The S&B sat down with Becky Mwase ’07, director of the one-act play Defusion. The one-acts festival is this Friday at 7 p.m. and Saturday at 2 p.m. and 7 p.m.
What sparked your interest in the play you chose to direct?
I went to this bookstore in Taiwan that had a lot of English-speaking books and I found The Best Short Plays of 2005 and I was like, “Sweet, I can find my one act.” So I read through about four and then got to Defusion, and thought it was amazing and decided that’s what I was going to do, even though I thought Chris [Connelly] might say no because there weren’t stage directions of any kind and no blocking, so basically I would have to come up with everything.
Describe your play.
It’s about a man and a woman. They don’t have names. My play is after the fact. The woman had a boyfriend and she started an e-mail affair with a guy that she’d met three years previously and then went to see him. And they had sex and everything went wrong, so she went home and her boyfriend broke up with her. But the story is being told after all of this has happened and she’s sort of trying to work her way through it.
Did you look for anything in particular during the auditions?
Can you act? I had no preconceived notions about what I needed or wanted. I basically went in and looked for people who I thought listened to direction well and then called those people back and looked at how they interpreted the parts I gave them to read. And I looked at how informed their choices were and how they varied.
Describe your directorial style.
Sexy. (laughs) It depends on what we’re working on. I take notes every run and if I’m working stuff I move around to view things from different angles, and it helps me think when I’m walking. During the actual performance I try not move because it distracts [the actors].
What are the challenges of being a student director?
Never knowing what you’re doing. No, it’s weird because the directing class mainly just consists of reading and discussing articles by other directors. They rarely help me because there are so many divergent views on how you should direct and it’s difficult to sift through that and find your own style and the way that you work the best.
Have you identified with any of the directors that you’ve read in class?
Not really. All of the directors that we read are professional directors and so they’re working with professional actors. They don’t have the issues that we have, such as working around schedule conflicts. You can’t force them [our actors] to do anything, so if they show up late, the most you can do is give them time fines or a stern look. (laughing) You don’t want to yell at them and make them hate you. Every minute that they’re late you can hold them a minute after.
How has your perception of the play changed?
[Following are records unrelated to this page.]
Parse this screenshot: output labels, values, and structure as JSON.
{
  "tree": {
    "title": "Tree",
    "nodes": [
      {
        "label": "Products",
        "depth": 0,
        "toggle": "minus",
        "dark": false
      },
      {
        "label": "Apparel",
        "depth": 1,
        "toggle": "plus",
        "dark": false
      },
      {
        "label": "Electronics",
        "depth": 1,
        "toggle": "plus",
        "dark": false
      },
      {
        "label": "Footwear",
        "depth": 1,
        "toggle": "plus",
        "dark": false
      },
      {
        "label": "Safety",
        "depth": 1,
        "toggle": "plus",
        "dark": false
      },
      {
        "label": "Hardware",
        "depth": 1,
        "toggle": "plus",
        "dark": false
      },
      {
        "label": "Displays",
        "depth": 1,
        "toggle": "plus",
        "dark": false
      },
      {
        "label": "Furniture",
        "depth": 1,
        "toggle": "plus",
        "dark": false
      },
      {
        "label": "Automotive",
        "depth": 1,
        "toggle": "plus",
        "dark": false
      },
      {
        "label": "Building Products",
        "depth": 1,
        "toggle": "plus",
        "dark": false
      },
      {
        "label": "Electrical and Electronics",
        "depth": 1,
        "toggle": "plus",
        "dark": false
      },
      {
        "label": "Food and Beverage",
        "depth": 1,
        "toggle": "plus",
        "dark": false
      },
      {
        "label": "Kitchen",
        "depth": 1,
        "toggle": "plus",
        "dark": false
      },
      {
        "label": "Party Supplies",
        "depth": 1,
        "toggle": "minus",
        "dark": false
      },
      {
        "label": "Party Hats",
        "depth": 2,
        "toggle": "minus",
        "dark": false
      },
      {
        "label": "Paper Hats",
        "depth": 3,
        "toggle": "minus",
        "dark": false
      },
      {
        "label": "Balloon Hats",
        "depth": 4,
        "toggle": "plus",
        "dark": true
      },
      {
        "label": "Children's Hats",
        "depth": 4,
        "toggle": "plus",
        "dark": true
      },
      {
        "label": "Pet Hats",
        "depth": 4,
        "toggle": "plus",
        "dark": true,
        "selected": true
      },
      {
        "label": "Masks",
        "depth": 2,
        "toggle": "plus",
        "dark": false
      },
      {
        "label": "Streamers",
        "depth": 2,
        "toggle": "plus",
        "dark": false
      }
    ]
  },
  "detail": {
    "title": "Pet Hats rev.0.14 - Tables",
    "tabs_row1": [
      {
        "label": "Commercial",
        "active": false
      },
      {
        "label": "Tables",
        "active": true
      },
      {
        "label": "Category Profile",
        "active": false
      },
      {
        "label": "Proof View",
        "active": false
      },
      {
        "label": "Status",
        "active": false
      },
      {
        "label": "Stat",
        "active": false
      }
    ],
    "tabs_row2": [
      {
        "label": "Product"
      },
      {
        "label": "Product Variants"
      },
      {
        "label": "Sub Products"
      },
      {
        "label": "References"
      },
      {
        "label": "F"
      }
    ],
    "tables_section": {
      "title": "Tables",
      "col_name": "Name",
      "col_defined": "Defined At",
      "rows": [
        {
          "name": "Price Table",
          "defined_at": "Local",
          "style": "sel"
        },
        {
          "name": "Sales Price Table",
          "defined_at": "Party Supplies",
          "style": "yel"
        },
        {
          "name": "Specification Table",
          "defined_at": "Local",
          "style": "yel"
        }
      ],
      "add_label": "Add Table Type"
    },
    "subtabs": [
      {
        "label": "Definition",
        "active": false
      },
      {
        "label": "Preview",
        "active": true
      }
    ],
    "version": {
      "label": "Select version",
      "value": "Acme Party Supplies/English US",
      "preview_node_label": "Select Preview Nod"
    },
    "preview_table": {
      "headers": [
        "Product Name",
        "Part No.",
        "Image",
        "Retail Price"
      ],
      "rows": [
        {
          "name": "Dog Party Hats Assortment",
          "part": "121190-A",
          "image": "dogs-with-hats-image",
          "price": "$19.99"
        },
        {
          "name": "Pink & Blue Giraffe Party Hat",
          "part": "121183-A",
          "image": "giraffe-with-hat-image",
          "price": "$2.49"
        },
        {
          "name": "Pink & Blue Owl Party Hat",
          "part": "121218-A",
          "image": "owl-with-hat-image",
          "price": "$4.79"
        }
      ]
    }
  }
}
I understand the play much more for what it is rather than what I was trying to make it. I was trying to make it like a love story—she fell in love and then she went [to meet her lover]—but that wasn’t what was happening. Instead, she wanted to have an affair and it blew up in her face. That’s what happens and it’s painful. But there are fun moments in it and I’d been missing those. Now there’s a balance and the stages of her development are more obvious.
Do you plan to continue to work in theatre?
I would like to. I really enjoy directing, surprisingly. There’s something fulfilling about shaping and creating this thing. Initially, the play ran at 17 minutes, and now the actors have truly relaxed and are able to give a more nuanced performance that runs at 21 minutes. So that’s a tangible difference.